Researchers collected information on several physical status variables for the SB group from mother report (i.e., ambulation method, shunt status) and review of medical charts (i.e., type of SB, lesion level, number of shunt surgeries). The majority of participating youth had myelomeningocele (82% myelomeningocele, 12% lipomeningocele, 6% other), lumbar-level lesions (54% lumbar level, 32% sacral level, 13% thoracic), and required assistance for ambulation (63% used braces, 18% used a wheelchair, 19% were unassisted). The majority of youth also had shunted hydrocephalus (71%), and the average number of shunt revisions was 2.50 ( SD  = 2.91) at T1. There were no differences with respect to shunt status, number of shunt revisions and medical surgeries, type of SB, lesion level, or ambulation between those with SB who participated at T6 and those who dropped out of the study.

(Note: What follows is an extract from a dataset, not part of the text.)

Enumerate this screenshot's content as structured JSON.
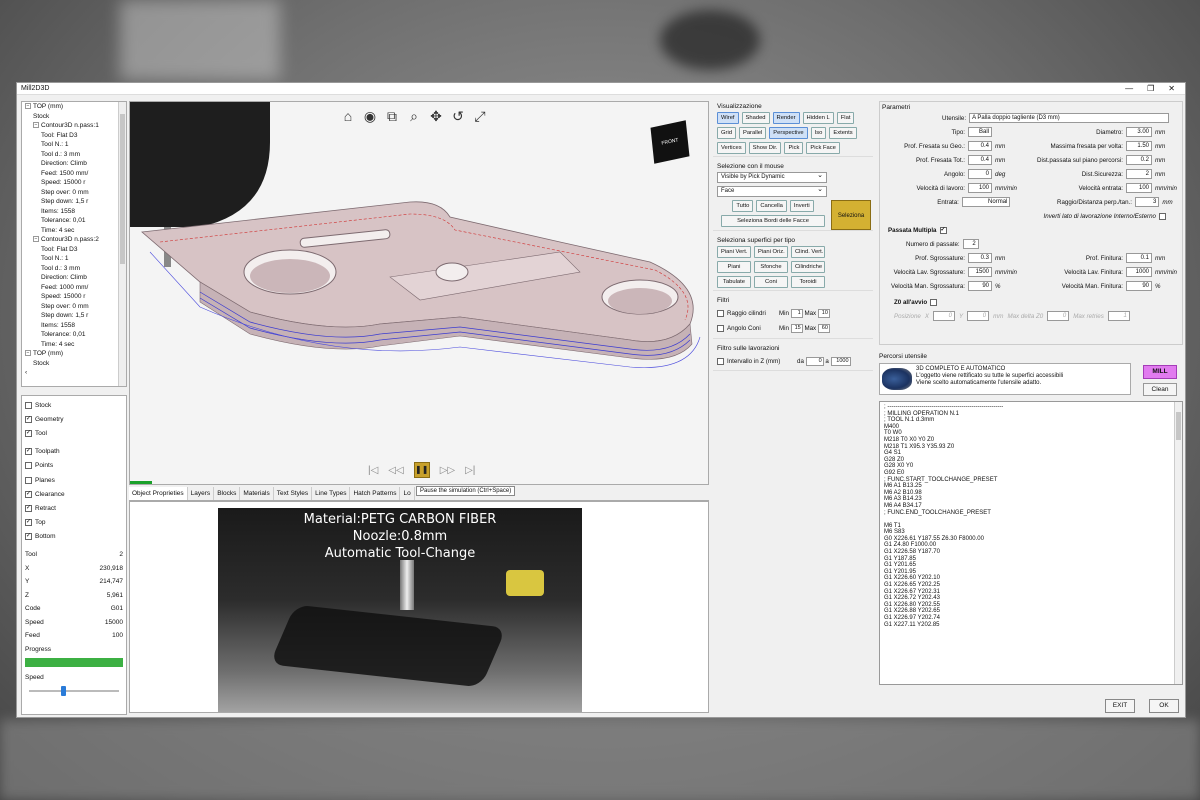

The incidence of youth internalizing, externalizing, and inattention, and sleep according to the CBCL for the total sample was also examined for descriptive purposes. The percentages of youth with subclinical or clinical t-scores (i.e., ≥ 65) according to mother, father, and teacher reports at T1 and T2 (i.e., preadolescence, aged 8–11 years) were as follows: internalizing (4.0–13.1%), externalizing (2.9–6.4%), and inattention (8.9–18.9%). Per mother and father report of youth sleep disturbances, item-level frequencies (i.e., sleep behaviors occurring “ often ”) and means varied widely across all 6 time points. The most frequently and consistently reported sleep disturbances included being overtired (0.0–5.7%; M  = 0.20–0.36) and having nightmares (0.0–11.3%; M  = 0.10–0.52). Item-level descriptive statistics for all other sleep items were as follows: sleeps less than most children (0.0–6.8%; M  = 0.11–0.18), sleeps more than most children (0.0–8.1%; M  = 0.07–0.28), talks or walks in sleep (0.0–2.7%; M  = 0.05–0.13), and trouble sleeping (0.0–4.7%; M  = 0.11–0.18).

Aim 1: Group Differences in Sleep Disturbance Trajectories

Examination of the baseline linear model growth parameters indicated that sleep disturbances increased over time for both groups (est = 0.010, SE  = 0.002, p  = .02) ( Figure 2 ). The intercept and slope variances for this model were significant (est for intercept = 0.016, SE  = 0.003; est for slope = 0.001, SE  = 0.001; p s < .001), indicating adequate between-person variability at age 9 years and in rate of change in sleep disturbances to continue subsequent analyses.

Figure 2.

Figure 2.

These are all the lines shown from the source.